Dear Dr. NerdLove:
I have been with my same-sex partner for seven and a half years now (we are two women), two and a half of which have been long distance due to job obligations. The distance has been really hard, and I have found myself in a couple of blackout drunk situations in which I did regrettable things. I am usually able to control myself when I drink, but very rarely I get blackouts. I’m not sure if it’s to do with the type of medication that I take mixed with it, or if it’s genetic or what.
The most recent situation is the one I’m having a lot of trouble with. I have been trying to make more friends in the gay girl scene, and I met one girl who I 100% was only interested in friendship with. And I told her that I was only seeking friendship from other women. We hung out a few times, and on the last hang out we were at her place. I again got blackout drunk, and the next thing I remember is waking up in her bed with no memory of what happened (a couple of flashes but nothing else). I am completely repulsed by this because a) I am in a relationship and love my girlfriend with everything I am, and b) I have zero attraction to this girl.
I freaked out and told my girlfriend that I needed a break / some space because I didn’t know what else to do. I didn’t tell her what happened because I know it would absolutely crush her and I swear I would not have ever done this if I was sober. I want to stay with her and I have even had suicidal thoughts because I just can’t deal with this. I know alcohol is not an excuse, I just can’t make sense of why it happened. I am so disgusted! Even though I remember almost nothing, I feel as though this person, although really nice, took advantage of me / coerced me, and I feel so much anger toward her for that. And even if that is true, why did I seemingly become an active participant? She was quite drunk too, but I don’t believe she was blackout drunk. I have cut off all communication with her, even though a friendship could have been had this situation not happened. I want nothing to do with her.

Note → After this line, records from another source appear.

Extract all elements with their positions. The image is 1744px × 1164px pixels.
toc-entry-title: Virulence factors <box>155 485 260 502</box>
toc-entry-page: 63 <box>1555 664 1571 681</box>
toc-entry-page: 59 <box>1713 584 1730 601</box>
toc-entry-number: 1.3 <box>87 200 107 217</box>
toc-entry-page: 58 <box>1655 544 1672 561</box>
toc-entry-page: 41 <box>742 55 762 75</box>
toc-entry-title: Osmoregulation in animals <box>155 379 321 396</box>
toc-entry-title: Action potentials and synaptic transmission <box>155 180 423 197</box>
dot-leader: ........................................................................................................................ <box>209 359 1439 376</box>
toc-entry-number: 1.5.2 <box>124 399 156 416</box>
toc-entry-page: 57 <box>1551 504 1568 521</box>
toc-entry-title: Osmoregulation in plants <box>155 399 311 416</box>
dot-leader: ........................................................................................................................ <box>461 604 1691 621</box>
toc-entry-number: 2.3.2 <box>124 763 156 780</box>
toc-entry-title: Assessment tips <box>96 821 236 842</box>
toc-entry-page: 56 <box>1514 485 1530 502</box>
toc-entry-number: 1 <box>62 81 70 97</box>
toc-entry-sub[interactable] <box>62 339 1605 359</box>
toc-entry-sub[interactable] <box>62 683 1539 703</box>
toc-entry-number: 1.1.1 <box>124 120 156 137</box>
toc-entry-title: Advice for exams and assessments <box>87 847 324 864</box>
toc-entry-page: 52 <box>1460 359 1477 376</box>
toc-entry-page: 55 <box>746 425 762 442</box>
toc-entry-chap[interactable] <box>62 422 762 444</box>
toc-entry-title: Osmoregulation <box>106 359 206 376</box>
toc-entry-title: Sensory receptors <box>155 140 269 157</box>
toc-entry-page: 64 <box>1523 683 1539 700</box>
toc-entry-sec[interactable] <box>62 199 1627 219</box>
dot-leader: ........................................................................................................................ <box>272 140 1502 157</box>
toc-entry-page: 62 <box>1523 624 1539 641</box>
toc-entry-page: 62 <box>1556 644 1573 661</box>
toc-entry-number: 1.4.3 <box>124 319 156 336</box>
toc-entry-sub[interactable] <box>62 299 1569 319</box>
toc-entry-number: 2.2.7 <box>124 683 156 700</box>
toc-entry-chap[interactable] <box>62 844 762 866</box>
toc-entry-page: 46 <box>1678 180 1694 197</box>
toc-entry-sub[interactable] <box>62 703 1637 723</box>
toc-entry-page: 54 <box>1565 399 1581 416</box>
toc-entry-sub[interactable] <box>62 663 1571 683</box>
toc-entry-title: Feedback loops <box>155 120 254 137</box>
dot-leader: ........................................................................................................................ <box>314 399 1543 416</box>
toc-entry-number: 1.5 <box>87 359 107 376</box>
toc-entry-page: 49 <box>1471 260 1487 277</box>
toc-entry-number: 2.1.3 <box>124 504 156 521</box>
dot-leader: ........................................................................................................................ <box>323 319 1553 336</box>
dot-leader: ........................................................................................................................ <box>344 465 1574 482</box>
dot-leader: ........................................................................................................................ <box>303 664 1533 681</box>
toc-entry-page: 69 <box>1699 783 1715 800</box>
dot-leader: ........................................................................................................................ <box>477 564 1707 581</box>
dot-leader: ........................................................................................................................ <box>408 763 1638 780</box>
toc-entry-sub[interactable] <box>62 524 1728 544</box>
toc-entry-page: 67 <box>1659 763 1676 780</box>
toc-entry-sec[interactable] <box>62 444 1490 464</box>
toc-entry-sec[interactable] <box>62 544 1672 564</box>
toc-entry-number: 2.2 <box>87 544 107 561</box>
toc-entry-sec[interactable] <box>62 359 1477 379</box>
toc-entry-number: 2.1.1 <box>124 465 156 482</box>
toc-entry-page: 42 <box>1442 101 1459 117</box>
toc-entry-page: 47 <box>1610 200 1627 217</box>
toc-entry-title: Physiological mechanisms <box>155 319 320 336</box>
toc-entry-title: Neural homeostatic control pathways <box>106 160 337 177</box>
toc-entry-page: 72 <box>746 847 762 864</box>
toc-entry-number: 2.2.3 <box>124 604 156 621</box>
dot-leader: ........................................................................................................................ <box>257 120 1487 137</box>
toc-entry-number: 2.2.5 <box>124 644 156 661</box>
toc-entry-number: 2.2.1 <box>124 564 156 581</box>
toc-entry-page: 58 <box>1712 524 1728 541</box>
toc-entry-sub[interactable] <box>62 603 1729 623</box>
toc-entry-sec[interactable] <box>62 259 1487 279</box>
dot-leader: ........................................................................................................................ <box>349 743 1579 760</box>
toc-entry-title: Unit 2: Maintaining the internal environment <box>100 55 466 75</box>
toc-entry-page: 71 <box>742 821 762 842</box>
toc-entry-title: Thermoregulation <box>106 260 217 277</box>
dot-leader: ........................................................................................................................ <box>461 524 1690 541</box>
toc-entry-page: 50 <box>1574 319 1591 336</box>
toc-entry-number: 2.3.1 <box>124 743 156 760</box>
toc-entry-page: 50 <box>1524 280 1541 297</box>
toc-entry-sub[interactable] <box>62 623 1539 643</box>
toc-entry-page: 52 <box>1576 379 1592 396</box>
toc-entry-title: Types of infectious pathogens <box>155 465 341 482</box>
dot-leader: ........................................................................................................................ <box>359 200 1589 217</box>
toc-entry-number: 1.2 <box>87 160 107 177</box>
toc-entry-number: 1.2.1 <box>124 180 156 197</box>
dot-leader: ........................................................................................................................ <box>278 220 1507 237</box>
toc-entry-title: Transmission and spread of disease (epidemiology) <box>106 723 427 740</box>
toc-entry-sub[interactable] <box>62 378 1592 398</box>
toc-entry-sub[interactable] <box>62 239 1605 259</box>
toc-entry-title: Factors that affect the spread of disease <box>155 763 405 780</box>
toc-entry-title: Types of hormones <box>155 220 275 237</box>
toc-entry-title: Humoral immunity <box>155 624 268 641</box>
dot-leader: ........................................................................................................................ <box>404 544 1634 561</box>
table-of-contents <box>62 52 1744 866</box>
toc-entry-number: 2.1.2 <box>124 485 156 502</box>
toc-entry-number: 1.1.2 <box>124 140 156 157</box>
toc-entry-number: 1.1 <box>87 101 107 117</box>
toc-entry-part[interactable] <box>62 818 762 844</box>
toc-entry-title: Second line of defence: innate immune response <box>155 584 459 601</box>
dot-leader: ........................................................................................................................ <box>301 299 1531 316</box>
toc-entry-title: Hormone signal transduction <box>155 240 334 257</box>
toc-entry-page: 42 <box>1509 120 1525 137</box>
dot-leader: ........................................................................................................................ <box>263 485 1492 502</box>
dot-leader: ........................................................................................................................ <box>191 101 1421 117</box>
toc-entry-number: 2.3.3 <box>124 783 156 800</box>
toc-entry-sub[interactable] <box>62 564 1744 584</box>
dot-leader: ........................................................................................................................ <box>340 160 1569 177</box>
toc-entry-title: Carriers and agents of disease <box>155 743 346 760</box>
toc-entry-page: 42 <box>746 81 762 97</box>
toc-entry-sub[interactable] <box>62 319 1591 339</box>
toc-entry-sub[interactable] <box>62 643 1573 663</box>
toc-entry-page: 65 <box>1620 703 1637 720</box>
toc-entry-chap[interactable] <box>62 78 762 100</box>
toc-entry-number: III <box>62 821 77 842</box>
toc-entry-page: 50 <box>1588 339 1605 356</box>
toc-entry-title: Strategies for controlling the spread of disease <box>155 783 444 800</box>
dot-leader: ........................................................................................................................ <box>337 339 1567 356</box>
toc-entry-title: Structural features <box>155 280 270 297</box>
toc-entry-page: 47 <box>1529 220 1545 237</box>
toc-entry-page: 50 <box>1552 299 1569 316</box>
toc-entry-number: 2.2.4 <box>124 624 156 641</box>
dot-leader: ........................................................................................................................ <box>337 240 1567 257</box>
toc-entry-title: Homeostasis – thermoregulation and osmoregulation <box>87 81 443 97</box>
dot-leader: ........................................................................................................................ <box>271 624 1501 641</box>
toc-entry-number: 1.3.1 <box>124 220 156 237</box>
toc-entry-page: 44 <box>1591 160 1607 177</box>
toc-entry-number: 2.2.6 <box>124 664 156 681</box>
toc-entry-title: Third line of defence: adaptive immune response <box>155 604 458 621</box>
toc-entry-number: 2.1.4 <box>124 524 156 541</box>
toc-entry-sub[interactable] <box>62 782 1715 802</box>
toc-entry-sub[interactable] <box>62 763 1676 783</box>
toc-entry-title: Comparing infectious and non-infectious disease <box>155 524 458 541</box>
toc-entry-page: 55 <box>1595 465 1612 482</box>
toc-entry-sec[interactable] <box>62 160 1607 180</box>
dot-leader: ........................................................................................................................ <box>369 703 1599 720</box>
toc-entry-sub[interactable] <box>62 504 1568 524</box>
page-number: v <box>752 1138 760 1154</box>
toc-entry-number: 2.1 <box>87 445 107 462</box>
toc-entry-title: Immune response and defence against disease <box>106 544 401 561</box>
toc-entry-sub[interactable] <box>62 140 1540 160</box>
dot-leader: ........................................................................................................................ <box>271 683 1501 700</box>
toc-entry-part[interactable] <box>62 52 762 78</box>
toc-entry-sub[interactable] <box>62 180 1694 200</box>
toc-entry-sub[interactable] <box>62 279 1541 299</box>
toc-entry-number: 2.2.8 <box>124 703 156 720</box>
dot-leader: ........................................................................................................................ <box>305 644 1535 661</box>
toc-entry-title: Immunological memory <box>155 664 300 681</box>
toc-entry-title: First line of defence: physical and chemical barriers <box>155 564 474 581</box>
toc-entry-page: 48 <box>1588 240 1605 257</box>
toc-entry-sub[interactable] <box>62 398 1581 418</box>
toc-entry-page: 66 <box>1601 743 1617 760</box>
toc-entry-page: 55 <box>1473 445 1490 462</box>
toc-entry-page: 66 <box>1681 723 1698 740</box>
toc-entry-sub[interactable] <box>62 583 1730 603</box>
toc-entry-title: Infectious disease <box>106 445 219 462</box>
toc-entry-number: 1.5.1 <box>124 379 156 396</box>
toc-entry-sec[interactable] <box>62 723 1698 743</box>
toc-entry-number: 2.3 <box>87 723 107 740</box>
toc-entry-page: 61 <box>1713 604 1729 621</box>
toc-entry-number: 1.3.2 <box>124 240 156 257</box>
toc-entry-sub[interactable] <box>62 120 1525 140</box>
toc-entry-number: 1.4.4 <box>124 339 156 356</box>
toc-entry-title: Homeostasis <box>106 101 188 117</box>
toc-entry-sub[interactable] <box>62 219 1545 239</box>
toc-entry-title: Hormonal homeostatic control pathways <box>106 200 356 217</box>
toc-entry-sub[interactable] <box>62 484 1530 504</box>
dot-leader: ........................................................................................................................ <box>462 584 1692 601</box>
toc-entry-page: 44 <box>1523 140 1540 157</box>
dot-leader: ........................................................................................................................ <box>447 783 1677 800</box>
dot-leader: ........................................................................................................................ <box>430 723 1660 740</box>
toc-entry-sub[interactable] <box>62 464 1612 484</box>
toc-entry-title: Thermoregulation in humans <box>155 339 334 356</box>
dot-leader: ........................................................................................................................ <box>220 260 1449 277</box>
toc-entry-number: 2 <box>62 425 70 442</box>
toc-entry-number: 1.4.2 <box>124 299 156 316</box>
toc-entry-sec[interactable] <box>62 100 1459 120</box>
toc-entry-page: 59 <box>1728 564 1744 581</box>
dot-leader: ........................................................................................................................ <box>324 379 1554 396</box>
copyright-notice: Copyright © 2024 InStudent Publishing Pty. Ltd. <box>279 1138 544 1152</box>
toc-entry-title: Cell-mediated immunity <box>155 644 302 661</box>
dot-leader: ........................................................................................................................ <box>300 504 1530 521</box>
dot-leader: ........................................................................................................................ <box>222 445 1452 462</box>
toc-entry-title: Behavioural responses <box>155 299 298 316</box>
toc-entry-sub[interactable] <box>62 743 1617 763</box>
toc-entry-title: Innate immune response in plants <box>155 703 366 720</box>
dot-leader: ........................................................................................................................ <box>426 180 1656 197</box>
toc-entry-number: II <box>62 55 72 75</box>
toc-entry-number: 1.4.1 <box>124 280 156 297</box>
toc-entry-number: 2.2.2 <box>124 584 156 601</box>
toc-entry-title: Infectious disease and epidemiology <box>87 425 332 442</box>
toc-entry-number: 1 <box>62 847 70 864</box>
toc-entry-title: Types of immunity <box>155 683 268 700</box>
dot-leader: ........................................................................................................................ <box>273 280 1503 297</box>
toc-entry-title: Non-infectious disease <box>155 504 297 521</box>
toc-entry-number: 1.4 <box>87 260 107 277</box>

My girlfriend was initially extremely upset that I ended things / asked for a break. But then we saw each other one weekend and we kind of just melted back together to the way things were before. But every time I look at her, every time she compliments me, every time she calls me a good person, all I can think of is what I did and I absolutely hate myself for it and would do anything to turn back time.
I have started seeing a therapist, but it isn’t doing much yet. The guilt is eating me alive, but I feel that if I were to tell my girlfriend she would leave me in an instant (she is extremely insecure) and that would be even more excruciating. We go so well together and have a blast together, and are genuinely just the best of friends. I have been planning to move to her city eventually, there is a company that has expressed interest in hiring me, I am just working on strengthening my portfolio before switching jobs.
I am driving myself crazy reading all the articles and forums online about blackout drunk cheating. I honestly can’t make sense of any of this and I am hating myself and beating myself up about this. I don’t know how I will ever move on from this. It consumes my thoughts day and night. First thing that comes to my mind each morning when I wake is, “You are a cheater You are a horrible person. She did not deserve this. You don’t deserve her.” I already suffer from severe depression and anxiety due to my mom passing away last year and my best friend committing suicide.
I can’t handle this. Please help. Thank you very much.